Category Metric Value
mathbench-new-college-single_choice_cn perf_4 9.33
mathbench-new-college-single_choice_en perf_4 18.67
mathbench-new-high-single_choice_cn perf_4 10.67
mathbench-new-high-single_choice_en perf_4 27.33
mathbench-new-middle-single_choice_cn perf_4 28.67
mathbench-new-middle-single_choice_en perf_4 21.33
mathbench-new-primary-cloze_cn accuracy 65.33
mathbench-new-primary-cloze_en accuracy 76.67
mathbench-new-calculate-cloze_en accuracy 54.67

And for MathBench-T:


MathBench-T: llama-3-8b-instruct-hf

MathBench CircularEval

Category Metric Value
mathbench-knowledge-college-single_choice_cn perf_4 43.35
mathbench-knowledge-college-single_choice_en perf_4 63.92
mathbench-knowledge-high-single_choice_cn perf_4 33.19
mathbench-knowledge-high-single_choice_en perf_4 53.74
mathbench-knowledge-middle-single_choice_cn perf_4 36.23
mathbench-knowledge-middle-single_choice_en perf_4 66.29
mathbench-knowledge-primary-single_choice_cn perf_4 44.23
mathbench-knowledge-primary-single_choice_en perf_4 76.15

MathBench Knowledge Accuracy

Category Metric Value
mathbench-college_knowledge-single_choice_cn acc_1 67.41
mathbench-college_knowledge-single_choice_en acc_1 78.80
mathbench-high_knowledge-single_choice_cn acc_1 62.55
mathbench-high_knowledge-single_choice_en acc_1 72.95
mathbench-middle_knowledge-single_choice_cn acc_1 63.47
mathbench-middle_knowledge-single_choice_en acc_1 80.57
mathbench-primary_knowledge-single_choice_cn acc_1 68.27
mathbench-primary_knowledge-single_choice_en acc_1 82.57

It appears that your results are lower than mine. Please ensure that you are using the latest dataset, released on May 14: https://github.com/open-compass/MathBench/releases/tag/v0.1.0

Datoow commented 1 week ago

Thank you for your reply, while we do use the latest dataset... Is there anything else that maybe different? What is the prompt of the input? Could you provide the prediction files? ps. why our category names are different... Looking forward to your reply with thanks.

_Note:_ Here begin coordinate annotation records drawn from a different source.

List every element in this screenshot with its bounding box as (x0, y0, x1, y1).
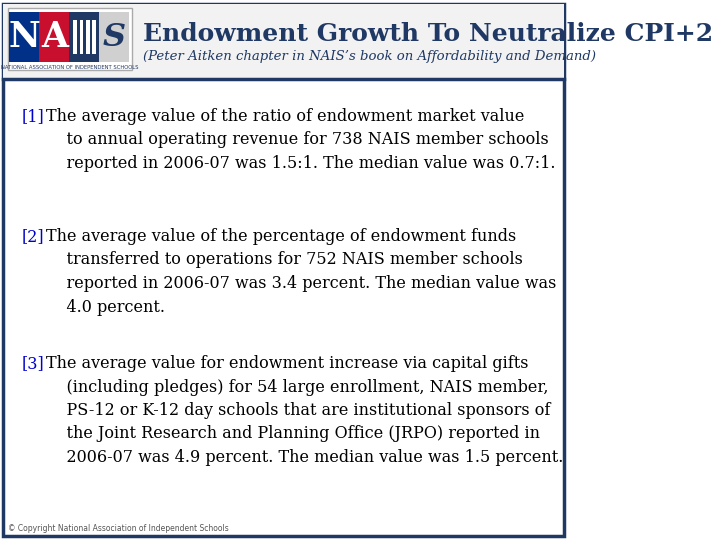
Text: [1]: [1] (22, 108, 45, 125)
FancyBboxPatch shape (79, 20, 84, 54)
Text: The average value for endowment increase via capital gifts
    (including pledge: The average value for endowment increase… (45, 355, 563, 466)
Text: [3]: [3] (22, 355, 45, 372)
Text: S: S (102, 22, 126, 52)
Text: (Peter Aitken chapter in NAIS’s book on Affordability and Demand): (Peter Aitken chapter in NAIS’s book on … (143, 50, 596, 63)
Text: A: A (41, 20, 68, 54)
Text: © Copyright National Association of Independent Schools: © Copyright National Association of Inde… (8, 524, 229, 533)
FancyBboxPatch shape (73, 20, 77, 54)
FancyBboxPatch shape (69, 12, 99, 62)
FancyBboxPatch shape (3, 4, 564, 79)
FancyBboxPatch shape (3, 4, 564, 536)
Text: Endowment Growth To Neutralize CPI+2: Endowment Growth To Neutralize CPI+2 (143, 22, 714, 46)
Text: [2]: [2] (22, 228, 45, 245)
FancyBboxPatch shape (86, 20, 90, 54)
Text: The average value of the ratio of endowment market value
    to annual operating: The average value of the ratio of endowm… (45, 108, 555, 172)
Text: The average value of the percentage of endowment funds
    transferred to operat: The average value of the percentage of e… (45, 228, 556, 315)
FancyBboxPatch shape (99, 12, 129, 62)
FancyBboxPatch shape (9, 12, 40, 62)
FancyBboxPatch shape (40, 12, 69, 62)
Text: N: N (9, 20, 40, 54)
Text: NATIONAL ASSOCIATION OF INDEPENDENT SCHOOLS: NATIONAL ASSOCIATION OF INDEPENDENT SCHO… (1, 65, 139, 70)
FancyBboxPatch shape (92, 20, 96, 54)
FancyBboxPatch shape (8, 8, 132, 70)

liushz commented 1 week ago

Can you give me some prediction samples, especially for single-choice questions?

liushz commented 1 week ago

If there is no cot with the prediction, please pull the newest main branch of opencompass and evaluate again, because the cot is set to None unexpectedly during the last version of opencompass.